Update: sure enough, I missed the obvious. After some prodding, this bloke wrote a half-way intelligent email. Or maybe 1/4 way. I'm still not clear on what happened, but I'm guessing the guy stopped and gave his name, which is also my name. So I'm censoring the identifying bits from the email, to product the innocent but confused.

Just so that Google has it in its index in case anyone else gets one of these, I got this gem today. This guy claims I hit him -- and then bailed. That's a serious thing. But somehow, the only contact info he has is my name and email address, not my license plate. I emailed him back and said I'd be happy to cooperate but needed a brief description of the vehicle that him and the person driving it and got an angry threat thing back. I tried really hard to remember hitting any vehicle, or giving anyone my email address other than friends, and have failed. I don't have a bumper sticker with my email address on it. I also have been OUT OF TOWN FOR TWO WEEKS. I also DON'T OWN A CAR. So I either ran into him with the motorcycle and then was somehow able to both leave the scene of the accident and remove the motorcycle too, or else I biked into him on the peddle bike, and likewise. And either we were both on vacation in Minnesota or else this happened more than two weeks ago and he just somehow tracked down my email address. So *probably* either this guy is a scammer who broke into someone else's mail box or else someone really did hit him and he's trying to find a pool to pin it on.

Without further ado:



Subject: Hit and Run Date: Mon, 1 Dec 2008 14:25:40 -0700

Hi Scott-

Do me a favor and tell your insurance company that you hit me and they should expect a claim. I'd like to settle this in a reasonable fashion, but that's partly up to you.

Thanks,

Gene


Or perhaps he googled the name

Limbic Region on 2008-12-02T04:17:45

My guess would be that he got hit by some guy who said his name was Scott Walters - perhaps showed him his license or something. This other Scott gave him some bogus telephone number or something so he googled Scott Walters and Scottsdale. Guess what comes up as the number 1 hit. He is probably too blind with rage at this other Scott to consider the possibility he got the wrong guy - especially considering how cooperative you were :-)

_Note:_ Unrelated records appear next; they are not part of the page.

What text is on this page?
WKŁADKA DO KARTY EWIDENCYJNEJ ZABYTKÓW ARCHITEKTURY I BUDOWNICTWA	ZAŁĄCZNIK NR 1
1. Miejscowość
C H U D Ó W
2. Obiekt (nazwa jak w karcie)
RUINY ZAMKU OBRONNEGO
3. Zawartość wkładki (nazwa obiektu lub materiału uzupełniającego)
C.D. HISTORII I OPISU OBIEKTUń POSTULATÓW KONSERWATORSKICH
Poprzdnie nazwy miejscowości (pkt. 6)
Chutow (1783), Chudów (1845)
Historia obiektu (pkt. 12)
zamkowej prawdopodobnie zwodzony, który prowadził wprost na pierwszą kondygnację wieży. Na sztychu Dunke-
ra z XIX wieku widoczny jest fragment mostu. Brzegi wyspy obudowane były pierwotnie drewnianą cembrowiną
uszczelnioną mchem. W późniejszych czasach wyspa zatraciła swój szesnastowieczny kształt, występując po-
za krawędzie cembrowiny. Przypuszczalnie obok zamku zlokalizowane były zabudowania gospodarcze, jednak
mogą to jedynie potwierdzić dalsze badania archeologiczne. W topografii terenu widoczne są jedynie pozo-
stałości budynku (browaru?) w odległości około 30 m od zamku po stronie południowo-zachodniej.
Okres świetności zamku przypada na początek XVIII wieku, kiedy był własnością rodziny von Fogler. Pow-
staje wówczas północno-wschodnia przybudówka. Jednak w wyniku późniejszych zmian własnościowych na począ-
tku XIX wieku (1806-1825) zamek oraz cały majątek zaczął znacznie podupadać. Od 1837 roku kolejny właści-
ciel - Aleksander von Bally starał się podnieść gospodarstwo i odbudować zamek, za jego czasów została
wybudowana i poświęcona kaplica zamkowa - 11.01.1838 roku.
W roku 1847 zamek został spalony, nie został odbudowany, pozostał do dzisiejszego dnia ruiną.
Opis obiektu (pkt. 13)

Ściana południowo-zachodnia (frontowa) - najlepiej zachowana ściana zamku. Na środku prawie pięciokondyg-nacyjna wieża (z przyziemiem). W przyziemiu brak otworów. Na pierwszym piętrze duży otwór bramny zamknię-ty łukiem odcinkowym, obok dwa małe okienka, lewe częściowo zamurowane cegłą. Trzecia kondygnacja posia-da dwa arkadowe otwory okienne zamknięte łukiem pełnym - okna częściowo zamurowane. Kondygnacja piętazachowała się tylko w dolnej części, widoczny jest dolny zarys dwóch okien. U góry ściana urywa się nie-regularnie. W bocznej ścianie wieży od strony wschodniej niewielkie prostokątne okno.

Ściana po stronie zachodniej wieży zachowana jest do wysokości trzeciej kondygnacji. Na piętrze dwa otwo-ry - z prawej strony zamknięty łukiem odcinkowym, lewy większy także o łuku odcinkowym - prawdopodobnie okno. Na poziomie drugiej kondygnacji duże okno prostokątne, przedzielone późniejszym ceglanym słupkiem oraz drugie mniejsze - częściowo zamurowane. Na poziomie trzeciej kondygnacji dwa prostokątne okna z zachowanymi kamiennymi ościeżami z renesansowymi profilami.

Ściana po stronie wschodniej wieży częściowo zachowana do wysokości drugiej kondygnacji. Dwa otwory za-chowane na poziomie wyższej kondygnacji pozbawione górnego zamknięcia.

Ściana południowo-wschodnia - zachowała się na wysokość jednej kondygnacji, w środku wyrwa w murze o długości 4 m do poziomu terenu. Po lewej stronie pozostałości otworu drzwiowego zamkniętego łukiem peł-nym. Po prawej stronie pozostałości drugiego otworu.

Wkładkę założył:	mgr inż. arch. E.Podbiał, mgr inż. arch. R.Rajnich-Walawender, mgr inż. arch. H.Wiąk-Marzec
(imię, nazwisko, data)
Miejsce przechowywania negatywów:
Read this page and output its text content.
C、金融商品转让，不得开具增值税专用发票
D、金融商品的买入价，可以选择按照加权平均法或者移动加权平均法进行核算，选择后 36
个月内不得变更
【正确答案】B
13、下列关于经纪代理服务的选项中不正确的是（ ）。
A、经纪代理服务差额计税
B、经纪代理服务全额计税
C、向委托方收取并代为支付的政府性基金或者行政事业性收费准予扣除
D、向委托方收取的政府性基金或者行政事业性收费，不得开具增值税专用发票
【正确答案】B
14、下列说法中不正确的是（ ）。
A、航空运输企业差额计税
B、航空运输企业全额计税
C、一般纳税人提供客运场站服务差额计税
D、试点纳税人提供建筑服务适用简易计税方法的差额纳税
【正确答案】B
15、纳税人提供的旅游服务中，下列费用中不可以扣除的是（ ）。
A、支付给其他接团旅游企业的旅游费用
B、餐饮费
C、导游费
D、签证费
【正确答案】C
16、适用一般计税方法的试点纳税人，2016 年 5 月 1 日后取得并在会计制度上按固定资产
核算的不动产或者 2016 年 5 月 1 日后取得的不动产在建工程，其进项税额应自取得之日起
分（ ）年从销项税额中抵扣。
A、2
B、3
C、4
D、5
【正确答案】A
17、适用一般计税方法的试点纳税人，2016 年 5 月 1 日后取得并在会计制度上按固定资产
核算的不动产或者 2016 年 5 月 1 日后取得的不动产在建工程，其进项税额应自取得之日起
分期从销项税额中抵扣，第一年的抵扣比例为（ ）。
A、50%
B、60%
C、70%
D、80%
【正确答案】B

Re:Or perhaps he googled the name

scrottie on 2008-12-02T13:01:05

Good call. I wrote that after two emails from him. The third was more lucid but still not very helpful. The first confusing thing was calling it a "hit and run" yet claiming to know the name/email of the person who hit him. That didn't add up. So, it's probably not a scam, so I took the identifying information out.

-scott

Extortion

brian_d_foy on 2008-12-03T17:57:02

This sounds like an extortion scam. He wants to settle it "in a reasonable fashion", which sounds like he means he wants you to give him money not to make a claim. He figures you'd rather lose a little money than a lot of money, even if you did nothing wrong.

I would say you should go to the appropriate law enforcement agency and make a complaint. If there was an accident, there has to be a police report.